Some thoughts on the three as-yet undecided Senate seats:
Democrats should reverse course and seat Roland Burris as the senator from Illinois; Burris should announce that he will not run for reelection in 2010. For all the apparent strength of the case against Illinois governor Ron Balagojevich (D), he has not been convicted of anything (indeed, there is some chance that he will not be, given the difficulty of proving cases involving political favor-trading). There is, as far as I know, no suspicion of anything untoward in Burris' background, his relationship with the governor or his appointment. Despite the unsavory atmosphere surrounding the appointment, if he is willing to serve under a cloud (and he certainly appears to be), he should be seated.
Democrats should not attempt to seat Al Franken until the process of law has worked its way out in Minnesota. Although Franken has "surged" to a lead of more than 200 votes, that is still and infinitesimal margin. Norm Coleman (R.MN--although his term expires tomorrow) has said he will go to court, as is his right. The Senate--that is, the Democratic caucus--should stand aside and let Minnesota decide the race, as it is entitled to do under the Constitution.

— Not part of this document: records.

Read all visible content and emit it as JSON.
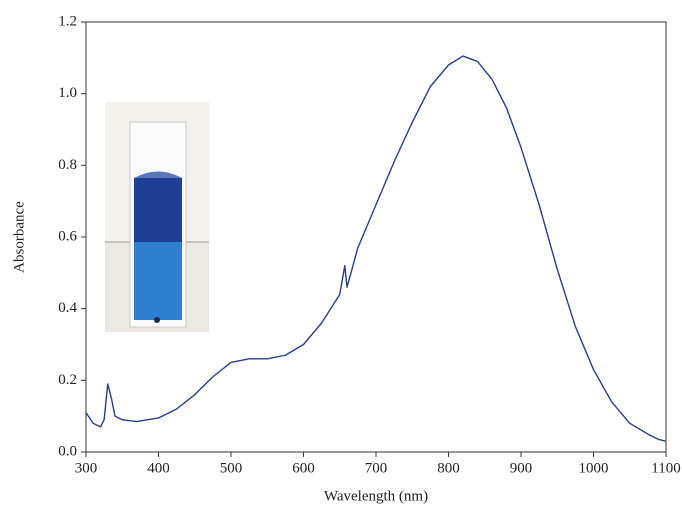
{
  "chart_data": {
    "type": "line",
    "xlabel": "Wavelength (nm)",
    "ylabel": "Absorbance",
    "x": [
      300,
      310,
      320,
      325,
      330,
      335,
      340,
      350,
      370,
      400,
      425,
      450,
      475,
      500,
      525,
      550,
      575,
      600,
      625,
      650,
      657,
      660,
      675,
      700,
      725,
      750,
      775,
      800,
      820,
      840,
      860,
      880,
      900,
      925,
      950,
      975,
      1000,
      1025,
      1050,
      1075,
      1090,
      1100
    ],
    "values": [
      0.11,
      0.08,
      0.07,
      0.09,
      0.19,
      0.15,
      0.1,
      0.09,
      0.085,
      0.095,
      0.12,
      0.16,
      0.21,
      0.25,
      0.26,
      0.26,
      0.27,
      0.3,
      0.36,
      0.44,
      0.52,
      0.46,
      0.57,
      0.69,
      0.81,
      0.92,
      1.02,
      1.08,
      1.105,
      1.09,
      1.04,
      0.96,
      0.85,
      0.69,
      0.51,
      0.35,
      0.23,
      0.14,
      0.08,
      0.05,
      0.035,
      0.03
    ],
    "color": "#2a3d8f",
    "xlim": [
      300,
      1100
    ],
    "xticks": [
      300,
      400,
      500,
      600,
      700,
      800,
      900,
      1000,
      1100
    ],
    "ylim": [
      0,
      1.2
    ],
    "yticks": [
      {
        "value": 0,
        "label": "0.0"
      },
      0.2,
      0.4,
      0.6,
      0.8,
      {
        "value": 1,
        "label": "1.0"
      },
      1.2
    ]
  }
}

In New York, the candidacy of Caroline Kennedy has been talked up and talked down and, as of the past twenty-four hours, talked up again. Attractive as she is, picking her could engender not only talk of elitism among Democrats (the GOP is desperate for ANY point of leverage), but conflict between Gov. David Paterson (D) and many powerful political figures in New York, in all likelihood without gaining him a reputation for independence that he could use when he has to run in 2010. New York has many qualified candidates. One of them is Rep. Carolyn Maloney (D.NY). A lifelong Republican until her husband was killed in a massacre on the Long Island Railroad, she became a Democrat when Republicans would not support gun control. She has been an effective legislator, she knows her way around Washington, she is not one of the state's powerful political families, she's a woman, and she's not from New York City--all points in her favor. Paterson could do a lot worse--for the nation, the state, the Democratic Party and himself--than to pick her.